Monkey Business

There is much anxiety over fake news and misleading discourses the world over, but in India, a minister’s dismissal of the theory of evolution and the release of Padmaavat remain prime preoccupations

Written by Pratik Kanjilal | Updated: January 27, 2018 12:05 am
Satyapal Singh, darwin's theory, darwin theory of evolution, mos hrd ministry, Satyapal Singh darwin theory, Satyapal Singh ips, india news, viral news, indian express BJP MP Satya Pal Singh (Express photo by Renuka Puri/Files)

The hands of the Doomsday Clock stand at two minutes to midnight, the moment representing the certainty that whether by intelligent design or bungling stupidity, humanity will annihilate itself. It has been this close to midnight only once before, when the chill of the Cold War set in in 1953. Stalin was dead and Nikita Khrushchev, who would go on to denounce him, had taken charge. Truman had lost the White House to the conservative Eisenhower.

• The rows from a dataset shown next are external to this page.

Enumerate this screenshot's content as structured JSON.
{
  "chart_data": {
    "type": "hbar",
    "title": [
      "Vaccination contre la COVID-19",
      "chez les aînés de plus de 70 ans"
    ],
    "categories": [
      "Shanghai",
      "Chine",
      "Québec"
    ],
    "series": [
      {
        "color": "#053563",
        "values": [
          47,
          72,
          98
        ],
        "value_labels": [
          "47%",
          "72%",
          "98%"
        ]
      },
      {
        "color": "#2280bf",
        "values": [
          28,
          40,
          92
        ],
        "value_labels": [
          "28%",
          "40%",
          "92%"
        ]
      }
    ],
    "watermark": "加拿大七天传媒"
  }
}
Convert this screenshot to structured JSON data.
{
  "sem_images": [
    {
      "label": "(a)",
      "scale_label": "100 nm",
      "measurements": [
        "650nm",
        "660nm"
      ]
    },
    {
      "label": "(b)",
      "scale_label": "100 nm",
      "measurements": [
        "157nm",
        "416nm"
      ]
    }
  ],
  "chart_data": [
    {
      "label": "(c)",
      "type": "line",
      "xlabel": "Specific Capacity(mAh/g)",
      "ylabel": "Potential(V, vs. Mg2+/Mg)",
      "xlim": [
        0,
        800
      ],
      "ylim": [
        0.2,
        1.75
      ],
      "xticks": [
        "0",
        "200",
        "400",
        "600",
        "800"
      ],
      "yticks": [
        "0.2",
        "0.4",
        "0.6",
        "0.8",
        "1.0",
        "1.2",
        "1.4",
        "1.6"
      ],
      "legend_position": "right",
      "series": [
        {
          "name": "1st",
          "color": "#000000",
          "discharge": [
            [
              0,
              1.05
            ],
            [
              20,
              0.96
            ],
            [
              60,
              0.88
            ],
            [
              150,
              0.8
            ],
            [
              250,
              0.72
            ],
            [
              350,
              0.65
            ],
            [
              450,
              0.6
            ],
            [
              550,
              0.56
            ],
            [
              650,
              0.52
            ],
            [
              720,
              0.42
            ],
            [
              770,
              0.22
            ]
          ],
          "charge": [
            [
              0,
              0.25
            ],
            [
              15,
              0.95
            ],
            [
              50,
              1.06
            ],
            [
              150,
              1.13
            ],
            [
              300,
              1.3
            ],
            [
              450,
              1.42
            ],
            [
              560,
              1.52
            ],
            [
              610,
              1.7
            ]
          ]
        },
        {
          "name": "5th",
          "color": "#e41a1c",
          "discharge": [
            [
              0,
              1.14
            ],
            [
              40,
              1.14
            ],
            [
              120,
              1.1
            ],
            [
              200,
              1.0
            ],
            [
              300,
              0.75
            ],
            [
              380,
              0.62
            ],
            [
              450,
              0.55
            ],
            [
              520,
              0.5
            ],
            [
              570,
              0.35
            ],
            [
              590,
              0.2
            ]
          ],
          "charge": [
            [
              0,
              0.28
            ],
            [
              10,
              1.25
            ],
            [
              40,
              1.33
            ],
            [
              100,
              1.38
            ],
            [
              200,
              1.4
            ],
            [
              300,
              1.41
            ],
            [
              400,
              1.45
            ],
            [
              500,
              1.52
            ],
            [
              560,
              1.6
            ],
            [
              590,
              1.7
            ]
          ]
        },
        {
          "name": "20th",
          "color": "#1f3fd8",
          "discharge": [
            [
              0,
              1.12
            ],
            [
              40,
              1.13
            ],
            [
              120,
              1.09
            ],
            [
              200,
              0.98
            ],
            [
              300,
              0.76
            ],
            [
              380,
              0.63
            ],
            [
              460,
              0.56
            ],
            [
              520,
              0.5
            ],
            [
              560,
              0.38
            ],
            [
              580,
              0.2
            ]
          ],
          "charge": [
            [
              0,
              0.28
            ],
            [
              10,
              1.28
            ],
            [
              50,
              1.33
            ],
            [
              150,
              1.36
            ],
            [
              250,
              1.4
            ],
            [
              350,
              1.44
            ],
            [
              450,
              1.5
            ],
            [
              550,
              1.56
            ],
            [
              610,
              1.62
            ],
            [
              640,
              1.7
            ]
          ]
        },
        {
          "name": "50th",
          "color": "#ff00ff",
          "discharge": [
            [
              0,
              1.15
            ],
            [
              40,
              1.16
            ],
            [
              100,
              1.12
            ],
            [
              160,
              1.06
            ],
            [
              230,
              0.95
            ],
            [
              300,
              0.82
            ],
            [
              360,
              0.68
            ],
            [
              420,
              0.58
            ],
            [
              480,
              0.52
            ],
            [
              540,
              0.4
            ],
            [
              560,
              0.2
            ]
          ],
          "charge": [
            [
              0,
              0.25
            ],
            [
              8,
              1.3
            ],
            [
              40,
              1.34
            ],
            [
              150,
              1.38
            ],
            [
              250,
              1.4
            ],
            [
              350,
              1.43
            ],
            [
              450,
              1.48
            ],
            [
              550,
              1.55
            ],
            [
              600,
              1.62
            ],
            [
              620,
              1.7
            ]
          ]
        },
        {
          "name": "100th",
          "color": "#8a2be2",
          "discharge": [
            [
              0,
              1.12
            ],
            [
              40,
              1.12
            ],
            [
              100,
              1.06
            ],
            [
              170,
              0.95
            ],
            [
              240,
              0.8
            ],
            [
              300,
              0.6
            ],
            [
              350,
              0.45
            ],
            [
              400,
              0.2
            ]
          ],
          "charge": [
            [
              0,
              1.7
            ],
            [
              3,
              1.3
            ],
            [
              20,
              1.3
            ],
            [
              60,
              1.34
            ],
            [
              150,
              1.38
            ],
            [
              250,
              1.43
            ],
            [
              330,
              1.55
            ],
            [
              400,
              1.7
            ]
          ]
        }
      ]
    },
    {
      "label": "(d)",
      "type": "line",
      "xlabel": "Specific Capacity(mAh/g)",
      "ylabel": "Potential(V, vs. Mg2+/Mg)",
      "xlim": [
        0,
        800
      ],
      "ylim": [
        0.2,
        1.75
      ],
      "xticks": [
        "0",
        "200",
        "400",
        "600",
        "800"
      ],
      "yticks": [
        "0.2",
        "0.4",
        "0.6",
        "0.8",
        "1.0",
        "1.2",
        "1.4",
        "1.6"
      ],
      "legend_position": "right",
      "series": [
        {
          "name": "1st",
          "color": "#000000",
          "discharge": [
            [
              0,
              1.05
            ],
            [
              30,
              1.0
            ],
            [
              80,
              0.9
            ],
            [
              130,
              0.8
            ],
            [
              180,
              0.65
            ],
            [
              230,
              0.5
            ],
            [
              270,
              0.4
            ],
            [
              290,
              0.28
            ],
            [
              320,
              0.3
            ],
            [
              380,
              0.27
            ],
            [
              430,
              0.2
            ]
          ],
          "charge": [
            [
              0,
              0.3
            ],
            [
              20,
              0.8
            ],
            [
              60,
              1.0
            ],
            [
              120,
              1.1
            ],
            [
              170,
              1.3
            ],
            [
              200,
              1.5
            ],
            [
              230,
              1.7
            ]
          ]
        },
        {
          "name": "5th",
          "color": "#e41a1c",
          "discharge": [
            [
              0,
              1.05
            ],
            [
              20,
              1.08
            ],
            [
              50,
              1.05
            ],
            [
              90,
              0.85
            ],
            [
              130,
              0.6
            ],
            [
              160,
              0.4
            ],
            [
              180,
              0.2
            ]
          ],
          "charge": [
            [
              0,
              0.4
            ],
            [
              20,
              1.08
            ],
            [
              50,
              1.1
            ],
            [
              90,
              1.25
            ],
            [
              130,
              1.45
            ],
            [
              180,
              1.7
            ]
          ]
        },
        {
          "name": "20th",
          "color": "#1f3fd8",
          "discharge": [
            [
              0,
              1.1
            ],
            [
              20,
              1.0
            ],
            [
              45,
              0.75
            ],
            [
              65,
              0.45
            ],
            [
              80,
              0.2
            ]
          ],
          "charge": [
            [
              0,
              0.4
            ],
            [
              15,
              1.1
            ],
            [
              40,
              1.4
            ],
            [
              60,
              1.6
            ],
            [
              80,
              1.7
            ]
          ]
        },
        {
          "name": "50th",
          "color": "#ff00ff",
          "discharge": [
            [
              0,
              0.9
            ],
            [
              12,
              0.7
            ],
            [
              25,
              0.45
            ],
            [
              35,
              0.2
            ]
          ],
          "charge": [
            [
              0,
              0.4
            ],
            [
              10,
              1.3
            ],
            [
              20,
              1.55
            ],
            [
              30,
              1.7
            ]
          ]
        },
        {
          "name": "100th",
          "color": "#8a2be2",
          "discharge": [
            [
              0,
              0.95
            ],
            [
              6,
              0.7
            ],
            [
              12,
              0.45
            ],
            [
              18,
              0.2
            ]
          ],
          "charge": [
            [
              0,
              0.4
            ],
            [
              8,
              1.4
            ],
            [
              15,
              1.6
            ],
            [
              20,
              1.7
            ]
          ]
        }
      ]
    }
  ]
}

The future direction of US strategic thinking was unclear and the Russians tested their first thermonuclear bomb, along with strategic weapon designed to be carried by Tupolev jets.

The Bulletin of the Atomic Scientists, which sets the Doomsday Clock at the beginning of every year, believes that the geopolitical picture of 2018 is as dangerous as that of 1953. It had sounded the alarm last year, too, and never neglects to point to the grandstanding at the India-Pakistan border as a serious source of risk, but it hardly gets any play in the subcontinent. When we hear the bad news, we switch off.

This year, of course, the threat represented by South Asian rivalry has been dwarfed by the club-waving and sabre-rattling between Washington and Pyongyang, led by two petulant children. One tweets vitriol at the crack of dawn. The other greets the day with device and missile tests. Before this escalation, a false alarm like the one in Hawaii would not have caused a panic. Now it does, because heavily armed children are alarming, and something is liable to go off.

This year, the atomic scientists have also registered their anxiety about “the loss of public trust in political institutions, in the media, in science, and in facts themselves — a loss that the abuse of information technology has fostered.” Fake news and misleading discourses are having the same effect as computer malware, interfering with humankind’s ability to make the rational, informed choices on which democracy depends. The need to protect citizens from manipulation is urgent, as well as the need for cooperation across borders to fight menaces that are unrestricted by geography. And for the first time, vulnerabilities in the Internet of Things have been identified as an impending threats.

But such high matters have not been bothering us in India very much. We remain focused on monkey business. Satya Pal Singh, the junior minister for education, has set the sabre-tooths among the pterodactyls with his proposal to remove the theory of evolution from syllabi because no one has ever seen an ape evolve into a man. The argument is not exactly new, and the uproar over the incident was inexplicable. Deeply wounded scientists stood up in the defence of Charles Darwin, though the scientific mind should have understood that the minister was at least partially correct. The latest evidence proves beyond doubt that certain apes have not evolved at all in critical respects that define humanity. There was nothing to squabble about, but the issue grabbed significant space in the realm of media debate and outrage.

And the other great debate, valuable for filling airtime, continues unabated. Padmavati lost a terminal vowel like a milk tooth to reach theatres, and has been revealed to be a deathly bore which is easily mistaken for a very long ad for designer jewellery. Nevertheless, it remains a focus for the cameras. Including cellphone cameras, like the one which produced a video inside the school bus which was attacked by agitators in Gurugram. And the fates conspired to have the prime minister telling an audience in Davos, the very same day, about the rewarding experience of being in India.

Davos represented another opportunity to get the smoothly evasive Raghuram Rajan to say that the government’s flagship interventions were mistakes (his response to Prannoy Roy: “The jury is out on GST until the last tax collections of the year are in. But Rahul Bajaj gave satisfaction with the sensational claim that the threat of the Left pulling the rug had prevented Manmohan Singh from going to Davos when he was prime minister.

Among other talking heads at Davos was media owner Aroon Purie, who underwent the unusual procedure of being interviewed by his own employee, Rahul Kanwal. “You understand the numbers better than anyone else,” declared Kanwal. In Davos, which was crawling with numbers guys this week, that sounded a little reckless.